Missbrauch in der Kirche: Betroffener sieht „erste Lernfortschritte“

Der Sprecher der Betroffenen von sexualisierter Gewalt in der evangelischen Kirche und der Diakonie, Detlev Zander, sieht in der hannoverschen Landeskirche „erste Lernfortschritte“ bei der Aufarbeitung. Mit Blick auf eine am Wochenende anstehende „Werkstatt Aufarbeitung“ in der Evangelischen Akademie Loccum bei Nienburg sagte Zander im Gespräch mit dem Evangelischen Pressedienst (epd): „Tagungen wie diese zeugen von dem Anliegen, das Thema endlich umfassend und auf allen Ebenen von Kirche und Diakonie anzugehen.“

Um aber Prävention und vor allem Aufarbeitung wirklich glaubhaft und erfolgreich vorantreiben zu können, bedürfe es eines größeren Engagements der Kirchenleitung. „Vor allem von Bischof Meister erwarte ich, dass er seiner Führungsrolle gerecht wird und das Thema Missbrauch zur Chefsache Nummer Eins macht“, sagte Zander. Am Freitag (12. April) diskutiert er zum Auftakt der Loccumer Tagung gemeinsam mit seiner Co-Sprecherin Nancy Janz mit dem hannoverschen Landesbischof Ralf Meister sowie dem Vorstandssprecher der Diakonie in Niedersachsen, Hans-Joachim Lenke.

Zander würdigte, dass Meister sich dafür stark mache, dass das Thema sexualisierte Gewalt beim Kirchentag 2025 in Hannover eine wichtige Rolle spielen werde. „Ähnliches Engagement erwarte ich jetzt bei der Aufarbeitung vergangener Fälle. Ich erwarte, dass die Landeskirche lupengenau ermittelt, wie viele Fälle vertuscht und verschleppt oder inadäquat bearbeitet wurden und wer genau dafür Verantwortung trägt.“

Gerade dieser Teil der Aufarbeitung sei „unangenehm, aber unvermeidbar“, wenn Kirche Glaubwürdigkeit und moralische Integrität zurückgewinnen wolle, sagte Zander. Zudem sei eine „ehrliche Bestandsaufnahme aller Versäumnisse“ auch entscheidend, um über angemessene Anerkennungszahlungen für die Betroffenen reden zu können.

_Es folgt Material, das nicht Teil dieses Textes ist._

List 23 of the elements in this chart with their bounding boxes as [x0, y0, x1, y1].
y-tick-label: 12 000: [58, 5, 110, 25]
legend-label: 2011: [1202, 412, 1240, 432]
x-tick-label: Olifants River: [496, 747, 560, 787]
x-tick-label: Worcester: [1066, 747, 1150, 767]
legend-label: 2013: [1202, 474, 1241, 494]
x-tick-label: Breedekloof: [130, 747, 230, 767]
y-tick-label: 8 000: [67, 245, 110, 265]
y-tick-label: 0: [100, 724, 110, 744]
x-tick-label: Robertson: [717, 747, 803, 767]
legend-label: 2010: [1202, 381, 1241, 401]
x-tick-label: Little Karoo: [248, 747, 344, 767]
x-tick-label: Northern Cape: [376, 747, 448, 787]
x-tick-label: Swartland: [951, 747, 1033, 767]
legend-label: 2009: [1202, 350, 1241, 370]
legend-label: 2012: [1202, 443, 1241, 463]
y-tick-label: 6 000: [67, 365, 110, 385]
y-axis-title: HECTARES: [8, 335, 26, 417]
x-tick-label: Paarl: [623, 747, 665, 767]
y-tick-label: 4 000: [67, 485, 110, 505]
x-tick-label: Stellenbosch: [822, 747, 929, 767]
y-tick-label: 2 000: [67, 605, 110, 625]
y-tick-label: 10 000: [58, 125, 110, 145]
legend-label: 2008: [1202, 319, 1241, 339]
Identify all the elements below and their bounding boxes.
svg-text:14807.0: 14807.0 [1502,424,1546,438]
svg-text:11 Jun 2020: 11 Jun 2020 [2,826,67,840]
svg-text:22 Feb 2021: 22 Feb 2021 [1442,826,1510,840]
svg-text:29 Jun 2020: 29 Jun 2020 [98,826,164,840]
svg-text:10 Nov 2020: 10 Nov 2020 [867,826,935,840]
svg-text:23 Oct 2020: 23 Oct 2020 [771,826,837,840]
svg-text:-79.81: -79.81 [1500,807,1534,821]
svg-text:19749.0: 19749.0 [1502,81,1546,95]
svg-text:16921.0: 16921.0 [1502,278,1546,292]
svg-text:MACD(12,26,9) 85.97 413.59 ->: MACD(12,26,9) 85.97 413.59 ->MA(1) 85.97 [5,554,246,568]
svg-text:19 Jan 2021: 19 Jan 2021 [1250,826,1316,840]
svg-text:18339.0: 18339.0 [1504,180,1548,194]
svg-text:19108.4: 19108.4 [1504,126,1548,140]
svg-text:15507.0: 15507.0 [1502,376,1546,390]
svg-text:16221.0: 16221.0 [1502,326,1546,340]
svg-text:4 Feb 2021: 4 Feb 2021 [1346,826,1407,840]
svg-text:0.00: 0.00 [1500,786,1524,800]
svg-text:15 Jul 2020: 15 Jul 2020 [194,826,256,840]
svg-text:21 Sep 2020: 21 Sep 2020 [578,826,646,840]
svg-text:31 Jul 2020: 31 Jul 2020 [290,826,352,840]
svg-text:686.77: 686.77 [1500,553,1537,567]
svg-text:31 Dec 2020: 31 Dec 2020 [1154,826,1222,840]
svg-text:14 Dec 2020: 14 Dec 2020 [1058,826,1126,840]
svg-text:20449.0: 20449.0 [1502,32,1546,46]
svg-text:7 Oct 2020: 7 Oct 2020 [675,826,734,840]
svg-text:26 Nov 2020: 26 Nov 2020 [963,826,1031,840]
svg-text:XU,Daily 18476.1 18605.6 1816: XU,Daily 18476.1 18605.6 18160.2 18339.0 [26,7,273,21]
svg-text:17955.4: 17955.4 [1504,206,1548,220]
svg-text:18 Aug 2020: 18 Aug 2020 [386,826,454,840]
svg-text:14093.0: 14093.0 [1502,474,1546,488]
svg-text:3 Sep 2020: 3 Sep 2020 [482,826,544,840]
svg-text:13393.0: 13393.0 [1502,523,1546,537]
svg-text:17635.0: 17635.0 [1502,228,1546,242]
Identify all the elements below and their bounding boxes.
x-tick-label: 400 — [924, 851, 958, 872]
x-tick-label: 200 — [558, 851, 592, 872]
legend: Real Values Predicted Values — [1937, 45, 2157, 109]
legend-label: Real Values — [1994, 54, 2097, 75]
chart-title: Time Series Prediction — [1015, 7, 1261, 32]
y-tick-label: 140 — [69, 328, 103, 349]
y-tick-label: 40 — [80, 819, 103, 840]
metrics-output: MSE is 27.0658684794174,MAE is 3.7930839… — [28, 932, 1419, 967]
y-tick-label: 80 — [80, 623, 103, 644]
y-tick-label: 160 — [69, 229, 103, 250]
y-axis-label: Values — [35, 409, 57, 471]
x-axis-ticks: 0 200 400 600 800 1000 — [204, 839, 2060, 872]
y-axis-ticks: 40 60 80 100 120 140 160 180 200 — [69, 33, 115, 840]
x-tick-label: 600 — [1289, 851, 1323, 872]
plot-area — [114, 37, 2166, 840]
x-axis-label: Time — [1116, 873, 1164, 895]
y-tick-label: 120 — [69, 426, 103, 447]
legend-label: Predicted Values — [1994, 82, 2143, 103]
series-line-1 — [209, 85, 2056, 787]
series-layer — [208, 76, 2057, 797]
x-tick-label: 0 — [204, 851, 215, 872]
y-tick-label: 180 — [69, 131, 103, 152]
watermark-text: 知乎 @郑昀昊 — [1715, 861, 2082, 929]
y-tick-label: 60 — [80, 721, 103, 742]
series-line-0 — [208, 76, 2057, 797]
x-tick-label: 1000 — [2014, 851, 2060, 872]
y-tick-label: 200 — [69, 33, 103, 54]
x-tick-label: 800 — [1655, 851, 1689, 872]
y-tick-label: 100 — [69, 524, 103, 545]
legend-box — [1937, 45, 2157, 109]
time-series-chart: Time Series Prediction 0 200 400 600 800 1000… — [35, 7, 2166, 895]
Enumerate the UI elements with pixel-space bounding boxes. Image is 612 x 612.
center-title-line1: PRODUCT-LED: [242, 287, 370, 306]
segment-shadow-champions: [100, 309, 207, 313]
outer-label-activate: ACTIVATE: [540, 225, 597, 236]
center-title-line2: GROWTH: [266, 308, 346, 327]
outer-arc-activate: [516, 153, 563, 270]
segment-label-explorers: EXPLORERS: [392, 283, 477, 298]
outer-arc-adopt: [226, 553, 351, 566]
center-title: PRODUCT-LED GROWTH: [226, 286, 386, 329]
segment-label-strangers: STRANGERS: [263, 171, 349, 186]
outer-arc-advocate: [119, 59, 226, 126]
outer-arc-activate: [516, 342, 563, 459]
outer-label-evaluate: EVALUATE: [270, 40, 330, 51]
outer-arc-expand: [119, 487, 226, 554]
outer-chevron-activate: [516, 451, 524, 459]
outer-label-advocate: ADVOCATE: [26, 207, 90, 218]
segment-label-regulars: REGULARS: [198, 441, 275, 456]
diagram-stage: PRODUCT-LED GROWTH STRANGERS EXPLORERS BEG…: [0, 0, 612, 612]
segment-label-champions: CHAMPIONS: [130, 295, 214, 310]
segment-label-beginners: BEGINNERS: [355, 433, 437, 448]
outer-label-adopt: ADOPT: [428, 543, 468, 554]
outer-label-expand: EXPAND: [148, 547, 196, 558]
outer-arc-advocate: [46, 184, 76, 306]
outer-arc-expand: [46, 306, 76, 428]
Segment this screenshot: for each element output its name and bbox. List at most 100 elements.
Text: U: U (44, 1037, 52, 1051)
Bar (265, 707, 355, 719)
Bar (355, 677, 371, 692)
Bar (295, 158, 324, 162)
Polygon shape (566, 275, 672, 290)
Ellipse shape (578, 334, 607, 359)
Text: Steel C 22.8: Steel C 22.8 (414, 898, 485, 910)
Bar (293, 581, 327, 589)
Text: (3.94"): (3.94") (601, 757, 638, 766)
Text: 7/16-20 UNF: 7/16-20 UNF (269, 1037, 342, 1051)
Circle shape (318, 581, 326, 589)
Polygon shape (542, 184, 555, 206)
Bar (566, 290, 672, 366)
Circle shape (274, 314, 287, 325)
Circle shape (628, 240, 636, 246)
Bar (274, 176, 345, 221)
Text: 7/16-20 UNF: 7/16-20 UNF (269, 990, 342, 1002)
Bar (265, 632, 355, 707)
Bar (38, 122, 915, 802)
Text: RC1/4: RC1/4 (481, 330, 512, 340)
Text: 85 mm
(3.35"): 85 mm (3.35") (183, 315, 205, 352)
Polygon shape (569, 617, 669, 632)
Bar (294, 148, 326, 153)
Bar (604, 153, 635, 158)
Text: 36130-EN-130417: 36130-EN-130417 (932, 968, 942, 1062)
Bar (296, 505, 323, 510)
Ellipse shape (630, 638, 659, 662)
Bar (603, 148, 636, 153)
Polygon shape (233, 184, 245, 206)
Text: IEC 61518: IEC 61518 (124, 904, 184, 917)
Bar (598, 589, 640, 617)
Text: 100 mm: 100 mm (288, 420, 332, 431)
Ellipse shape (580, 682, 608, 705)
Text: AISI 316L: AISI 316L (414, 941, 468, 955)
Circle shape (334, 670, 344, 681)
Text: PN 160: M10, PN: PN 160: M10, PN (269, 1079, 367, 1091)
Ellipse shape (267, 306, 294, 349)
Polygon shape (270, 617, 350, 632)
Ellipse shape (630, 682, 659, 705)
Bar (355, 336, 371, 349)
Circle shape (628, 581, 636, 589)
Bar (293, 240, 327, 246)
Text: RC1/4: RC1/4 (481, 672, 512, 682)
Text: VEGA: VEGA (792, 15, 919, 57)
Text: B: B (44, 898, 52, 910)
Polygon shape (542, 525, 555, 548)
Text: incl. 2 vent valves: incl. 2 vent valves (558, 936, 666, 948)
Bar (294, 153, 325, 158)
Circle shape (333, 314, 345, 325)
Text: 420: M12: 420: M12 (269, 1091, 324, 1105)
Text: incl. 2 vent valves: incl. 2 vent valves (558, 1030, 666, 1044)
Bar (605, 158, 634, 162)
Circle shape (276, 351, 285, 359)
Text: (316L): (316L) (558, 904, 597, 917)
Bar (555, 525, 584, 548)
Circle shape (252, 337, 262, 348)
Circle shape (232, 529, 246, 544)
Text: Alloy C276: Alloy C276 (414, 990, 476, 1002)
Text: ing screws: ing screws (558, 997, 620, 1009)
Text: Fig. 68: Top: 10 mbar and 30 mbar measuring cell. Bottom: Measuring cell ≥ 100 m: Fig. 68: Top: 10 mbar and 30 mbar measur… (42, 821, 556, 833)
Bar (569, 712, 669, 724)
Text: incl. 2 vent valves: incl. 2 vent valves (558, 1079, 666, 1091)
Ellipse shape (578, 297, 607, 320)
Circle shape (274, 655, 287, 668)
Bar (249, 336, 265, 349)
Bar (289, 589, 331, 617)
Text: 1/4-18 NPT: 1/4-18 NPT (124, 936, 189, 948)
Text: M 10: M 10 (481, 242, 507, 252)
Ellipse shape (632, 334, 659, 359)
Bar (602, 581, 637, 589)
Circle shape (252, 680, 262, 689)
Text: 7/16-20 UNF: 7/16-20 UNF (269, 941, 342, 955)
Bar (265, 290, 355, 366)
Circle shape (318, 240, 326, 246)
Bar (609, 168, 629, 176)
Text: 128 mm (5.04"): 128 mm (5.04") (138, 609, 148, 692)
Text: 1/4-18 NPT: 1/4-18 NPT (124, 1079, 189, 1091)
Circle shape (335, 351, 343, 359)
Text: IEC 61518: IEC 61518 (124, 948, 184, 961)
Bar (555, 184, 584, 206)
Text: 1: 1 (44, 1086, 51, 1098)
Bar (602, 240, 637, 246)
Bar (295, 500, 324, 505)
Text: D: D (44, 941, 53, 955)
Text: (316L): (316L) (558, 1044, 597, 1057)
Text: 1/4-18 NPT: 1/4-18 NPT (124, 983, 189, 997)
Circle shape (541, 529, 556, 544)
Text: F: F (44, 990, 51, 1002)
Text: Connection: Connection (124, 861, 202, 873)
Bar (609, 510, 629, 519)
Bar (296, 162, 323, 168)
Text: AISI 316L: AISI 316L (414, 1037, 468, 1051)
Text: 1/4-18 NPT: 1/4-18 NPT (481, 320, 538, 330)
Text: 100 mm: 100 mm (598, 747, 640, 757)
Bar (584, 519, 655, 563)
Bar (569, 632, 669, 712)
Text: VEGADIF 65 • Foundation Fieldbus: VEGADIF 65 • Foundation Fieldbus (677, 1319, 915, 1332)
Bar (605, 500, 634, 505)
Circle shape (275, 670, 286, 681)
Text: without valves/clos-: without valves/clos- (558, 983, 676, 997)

Der Betroffenensprecher sagte, für Menschen, die im Raum der Kirche sexuelle Gewalt erfahren hätten, sei es eine „unglaublich schwierige und schmerzhafte Erfahrung“, sich mit dem Erlittenen auseinanderzusetzen und damit an die Kirche und die Öffentlichkeit heranzutreten. „Wir haben uns dem ausgesetzt und uns weiterentwickelt – nicht weniger erwarten wir von der evangelischen Kirche.“

Mit Blick auf die unabhängigen regionalen Aufarbeitungskommissionen, die derzeit geschaffen werden, um die Aufarbeitung auf Ebene der Landeskirchen voranzutreiben, betonte Zander, dass es „eine anspruchsvolle Aufgabe“ sei, Betroffene für die Mitarbeit zu gewinnen. „Viele sind verständlicherweise komplett auf Distanz zur Kirche gegangen. Andere würden es vermutlich nicht packen, neben Profis wie Richtern und Politikern in einer solchen Kommission zu bestehen.“

Dennoch müssten „die Stimme und die Anliegen der Betroffenen leitend für den weiteren Aufarbeitungsprozess“ bleiben. Zander forderte, dass den Betroffenen in den Kommissionen etwa in juristischen Fragen oder in Kommunikationsfragen professionelle Unterstützung zur Verfügung stehen müsse, „um Augenhöhe herzustellen“.